Я повернулся и пошел прочь из пыльного делового квартала к речушке, огибающей город с востока. По берегу, под раскидистыми деревьями, вьется заброшенная тропка, я шагал по ней и слушал, как в жаркой летней тишине журчит вода, омывая заросшие травою берега и перекатываясь по гальке. На меня нахлынули воспоминания давних, невозвратных лет. Сейчас я дойду до излучины, это у милвиллцев излюбленное место купания, а дальше – мелководье, где я каждую весну ловлю сачком мелкую рыбешку.
На берегу, за тем поворотом, – наш заветный уголок. Сколько раз мы там разводили костер и жарили шницели по-венски и пекли сладкий корень алтея, а потом просто сидели и смотрели, как меж деревьев и по лугам подкрадывается вечер. Потом всходила луна и все вокруг преображалось, и это было заколдованное царство, расчерченное тончайшей сетью теней и лунных бликов. И мы переговаривались только шепотом и всеми силами души заклинали время идти помедленнее, чтобы дольше длилось волшебство. Но как ни страстно мы этого жаждали, все было тщетно, такова уж природа времени – даже и в ту пору его невозможно было ни замедлить, ни остановить.
Мы приходили сюда вчетвером – я с Нэнси и Эд Адлер с Присциллой Гордон, а порою к нам присоединялся и Элф Питерсон, но, помнится, всякий раз с другой девушкой.
Я постоял немного на тропинке, пытаясь воскресить все это: сияние луны и мерцанье угасающего костра, тихие девичьи голоса и нежное девичье тело, чудо юности, – всепоглощающую нежность, и жар, и трепет, и благодарность. Я вновь искал здесь зачарованную тьму и лучистое счастье или хотя бы только их призраки… но ничего не ощутил, только рассудком знал, что когда-то все это было – и минуло.

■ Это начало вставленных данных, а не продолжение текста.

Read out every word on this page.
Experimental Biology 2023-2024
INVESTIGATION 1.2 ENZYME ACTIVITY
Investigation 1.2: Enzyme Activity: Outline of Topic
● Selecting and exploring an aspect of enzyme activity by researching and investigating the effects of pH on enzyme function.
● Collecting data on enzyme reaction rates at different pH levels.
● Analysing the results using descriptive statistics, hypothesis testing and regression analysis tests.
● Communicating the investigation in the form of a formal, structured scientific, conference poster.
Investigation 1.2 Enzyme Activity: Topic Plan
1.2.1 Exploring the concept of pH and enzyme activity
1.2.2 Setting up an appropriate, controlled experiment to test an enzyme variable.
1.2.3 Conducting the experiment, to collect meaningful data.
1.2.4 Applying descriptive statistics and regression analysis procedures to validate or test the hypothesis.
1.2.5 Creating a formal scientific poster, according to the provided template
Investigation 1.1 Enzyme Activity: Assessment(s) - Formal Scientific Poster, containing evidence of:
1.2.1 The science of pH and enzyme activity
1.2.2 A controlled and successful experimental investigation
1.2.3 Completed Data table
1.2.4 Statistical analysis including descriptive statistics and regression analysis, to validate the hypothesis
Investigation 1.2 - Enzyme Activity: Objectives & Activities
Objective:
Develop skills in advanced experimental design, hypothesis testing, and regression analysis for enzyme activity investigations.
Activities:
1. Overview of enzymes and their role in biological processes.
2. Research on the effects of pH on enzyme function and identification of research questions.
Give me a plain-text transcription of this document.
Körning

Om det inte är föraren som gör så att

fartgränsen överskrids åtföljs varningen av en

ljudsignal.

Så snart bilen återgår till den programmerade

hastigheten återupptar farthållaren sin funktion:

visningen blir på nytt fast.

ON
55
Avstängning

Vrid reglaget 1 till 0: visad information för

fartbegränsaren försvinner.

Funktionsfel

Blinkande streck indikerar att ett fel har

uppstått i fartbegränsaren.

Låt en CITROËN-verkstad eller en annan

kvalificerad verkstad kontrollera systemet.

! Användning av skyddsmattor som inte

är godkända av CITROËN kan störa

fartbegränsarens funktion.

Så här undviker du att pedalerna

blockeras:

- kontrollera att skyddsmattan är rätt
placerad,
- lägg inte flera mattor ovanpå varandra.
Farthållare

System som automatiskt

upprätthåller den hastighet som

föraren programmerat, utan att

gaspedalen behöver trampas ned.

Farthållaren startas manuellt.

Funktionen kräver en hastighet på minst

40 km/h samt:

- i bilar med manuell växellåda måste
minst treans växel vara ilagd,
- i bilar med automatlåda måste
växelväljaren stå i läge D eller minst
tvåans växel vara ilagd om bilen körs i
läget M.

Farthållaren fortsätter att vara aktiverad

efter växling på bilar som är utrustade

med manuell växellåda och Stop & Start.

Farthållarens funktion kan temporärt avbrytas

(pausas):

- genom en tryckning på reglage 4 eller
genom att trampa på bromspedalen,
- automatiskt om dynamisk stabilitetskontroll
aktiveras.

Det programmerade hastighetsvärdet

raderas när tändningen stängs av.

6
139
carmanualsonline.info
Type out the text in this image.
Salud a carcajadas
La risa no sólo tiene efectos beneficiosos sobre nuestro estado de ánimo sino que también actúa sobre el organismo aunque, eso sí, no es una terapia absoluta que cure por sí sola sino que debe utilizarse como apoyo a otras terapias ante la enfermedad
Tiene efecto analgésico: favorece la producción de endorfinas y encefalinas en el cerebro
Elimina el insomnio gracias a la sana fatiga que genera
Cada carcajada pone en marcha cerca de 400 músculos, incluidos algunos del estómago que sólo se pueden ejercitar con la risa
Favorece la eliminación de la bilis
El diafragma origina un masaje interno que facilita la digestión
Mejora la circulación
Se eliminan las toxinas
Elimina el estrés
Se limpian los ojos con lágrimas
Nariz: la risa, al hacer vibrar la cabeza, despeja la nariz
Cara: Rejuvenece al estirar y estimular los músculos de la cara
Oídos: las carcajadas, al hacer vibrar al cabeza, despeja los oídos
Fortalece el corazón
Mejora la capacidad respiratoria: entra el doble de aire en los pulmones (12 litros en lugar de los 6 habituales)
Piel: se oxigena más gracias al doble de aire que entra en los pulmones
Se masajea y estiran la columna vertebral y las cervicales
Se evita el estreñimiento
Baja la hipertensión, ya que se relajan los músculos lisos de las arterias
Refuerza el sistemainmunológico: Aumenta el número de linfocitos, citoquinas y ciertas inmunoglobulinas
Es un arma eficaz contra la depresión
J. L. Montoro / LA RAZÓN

Так вот что я такое – неудачник, неудачник во всем, даже воспоминания и те не сумел сохранить, все потускнело и выцвело. В эту минуту я трезво оценил себя, впервые посмотрел правде прямо в глаза. Что же дальше?
Быть может, напрасно я забросил теплицы? Но нет, глупости, ничего бы у меня не вышло – с тех пор как умер отец, они медленно, но верно приходили в упадок. Пока он был жив, они давали недурной доход, но ведь тогда мы работали втроем, да к тому же у отца было особое чутье. Он понимал каждый кустик, каждую былинку, холил их и нежил, у него все цвело и плодоносило на диво. А я начисто лишен этого дара. В лучшем случае у меня всходят хилые и тощие растеньица, и вечно на них нападают какие-то жучки и гусеницы и всяческая хворь, какая только существует в зеленом царстве.
И внезапно река, тропа, деревья – все отодвинулось куда-то в далекое прошлое, стало чуждым и незнакомым. Словно я, непрошеный гость, забрел в некое запретное пространство и время и мне здесь не место. И это было куда страшней, чем если бы я и вправду попал сюда впервые, ибо втайне я с дрожью сознавал, что здесь заключена часть меня самого.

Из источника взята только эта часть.